Interview - Transitions écologiques et sociales : conférence-débat #3 : Les déchets comme nouvelle ressource [05 janvier 2022]

Publié par Audrey Lavau-Girard, le 21 janvier 2022   1.1k

Le 05 janvier 2022, l'Institut municipal d'Angers et le Centre de culture scientifique Terre des Sciences, en partenariat avec Angers Loire Métropole et la Maison de l'environnement, accueillirent Érica Bicchi, Amélie Châtel et Oihana Latchere dans le cadre du projet sur les Transitions écologiques et sociales. Pour cette conférence, les intervenantes reviennent sur  les enjeux écologiques majeurs d'aujourd'hui : réduction et prévention des déchets qui permettent de répondre aux conséquences économiques, sociales et environnementales.
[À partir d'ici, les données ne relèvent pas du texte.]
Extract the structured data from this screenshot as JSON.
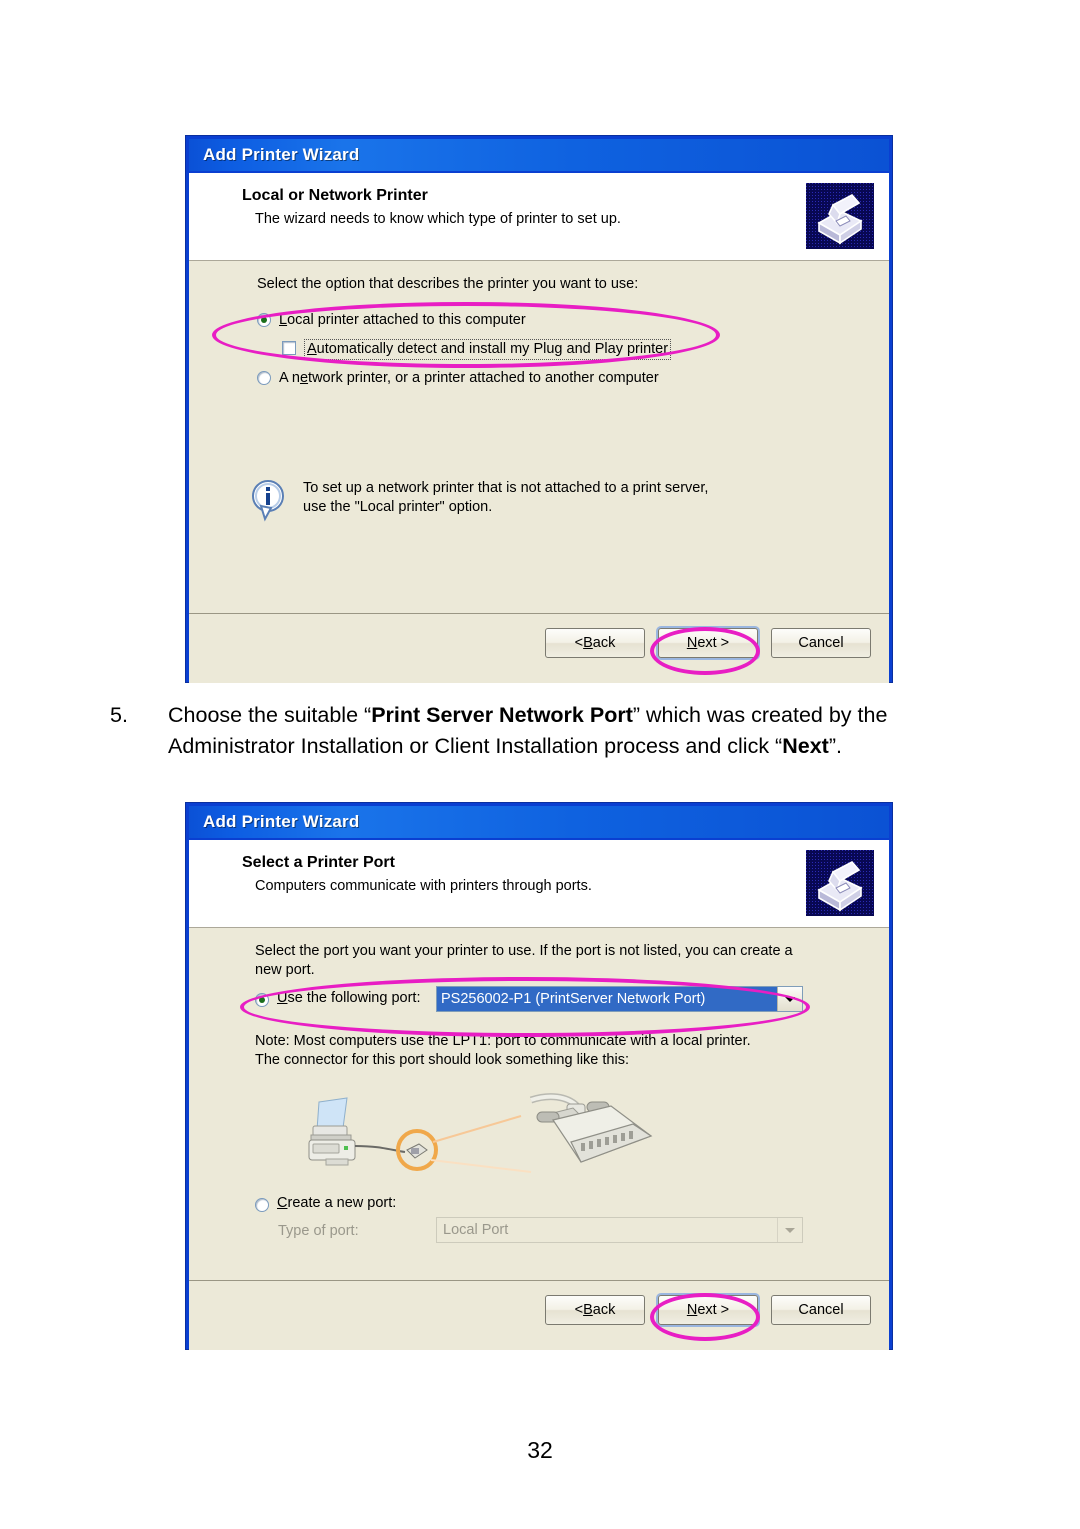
{
  "page": {
    "number": "32"
  },
  "caption": {
    "list_number": "5.",
    "part1": "Choose the suitable “",
    "bold1": "Print Server Network Port",
    "part2": "” which was created by the Administrator Installation or Client Installation process and click “",
    "bold2": "Next",
    "part3": "”."
  },
  "dialog1": {
    "title": "Add Printer Wizard",
    "header_title": "Local or Network Printer",
    "header_subtitle": "The wizard needs to know which type of printer to set up.",
    "header_icon": "printer-wizard-icon",
    "prompt": "Select the option that describes the printer you want to use:",
    "option_local": {
      "label": "Local printer attached to this computer",
      "accesskey": "L",
      "selected": true
    },
    "checkbox_autodetect": {
      "label": "Automatically detect and install my Plug and Play printer",
      "accesskey": "A",
      "checked": false
    },
    "option_network": {
      "label": "A network printer, or a printer attached to another computer",
      "accesskey": "e",
      "selected": false
    },
    "info": {
      "icon": "info-icon",
      "line1": "To set up a network printer that is not attached to a print server,",
      "line2": "use the \"Local printer\" option."
    },
    "buttons": {
      "back": "< Back",
      "back_accesskey": "B",
      "next": "Next >",
      "next_accesskey": "N",
      "cancel": "Cancel"
    },
    "highlights": [
      "option-local-group",
      "next-button"
    ]
  },
  "dialog2": {
    "title": "Add Printer Wizard",
    "header_title": "Select a Printer Port",
    "header_subtitle": "Computers communicate with printers through ports.",
    "header_icon": "printer-wizard-icon",
    "prompt_line1": "Select the port you want your printer to use.  If the port is not listed, you can create a",
    "prompt_line2": "new port.",
    "option_use_port": {
      "label": "Use the following port:",
      "accesskey": "U",
      "selected": true
    },
    "port_combo": {
      "value": "PS256002-P1 (PrintServer Network Port)",
      "arrow_icon": "chevron-down-icon"
    },
    "note_line1": "Note: Most computers use the LPT1: port to communicate with a local printer.",
    "note_line2": "The connector for this port should look something like this:",
    "illustration": "printer-parallel-connector-illustration",
    "option_create_port": {
      "label": "Create a new port:",
      "accesskey": "C",
      "selected": false
    },
    "type_of_port_label": "Type of port:",
    "type_combo": {
      "value": "Local Port",
      "arrow_icon": "chevron-down-icon",
      "disabled": true
    },
    "buttons": {
      "back": "< Back",
      "back_accesskey": "B",
      "next": "Next >",
      "next_accesskey": "N",
      "cancel": "Cancel"
    },
    "highlights": [
      "use-following-port-row",
      "next-button"
    ]
  },
  "colors": {
    "title_blue": "#0d5de2",
    "dialog_border": "#0a3fd1",
    "face": "#ece9d8",
    "highlight_magenta": "#e81ec4",
    "selection_blue": "#316ac5"
  }
}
L’économie circulaire est fondée sur l’utilisation des ressources, la diminution des impacts sur l’environnement et la santé de l'Homme. Ainsi, elle envisage les déchets comme une nouvelle ressource, réinsérés dans les cycles de production comme matières premières secondaires. Mais quel traitement fait-on de ces déchets ménagers ?

L’incinération ? Elle réduirait les déchets qui ne peuvent pas être recyclés, pour produire de l'énergie. Cependant, en Bretagne par exemple, on s’inquiète des risques de pollution, notamment  des milieux aquatiques, liés à l’utilisation des mâchefers en sous-couche routière. En milieu humide, ces résidus peuvent libérer dans l’eau à moyen ou long terme une partie de ses métaux lourds.

Pour Échosciences, nos trois intervenantes reviennent sur ces points essentiels de la conférence.

 Érica, vous êtes enseignante-chercheure à l’École d'Ingénieurs ESAIP et vous êtes engagée dans un projet international de valorisation des mâchefers associant notamment la France et l'Italie, nous y reviendrons. Tout d'abord, que sont les mâchefers ? Pourquoi les valoriser ?

Les mâchefers sont les résidus solides résultant de l'incinération des ordures ménagères et assimilés (déchets non dangereux). Il faut les valoriser pour éviter leur enfouissement et éviter l’extraction des ressources naturelles que l’homme est en train d’épuiser.

Comment peut-on utiliser les mâchefers ?  

Si leur composition minéralogique répond aux seuils réglementaires, ils peuvent être valorisés en sous couche routière.

Pouvez-vous nous parler de la valorisation des mâchefers en France et en Italie ? 

Le seuil réglementaire est différent en France et en Italie : en France, les mâchefers sont utilisés en sous couche routière, en Italie comme additifs dans la fabrication du ciment.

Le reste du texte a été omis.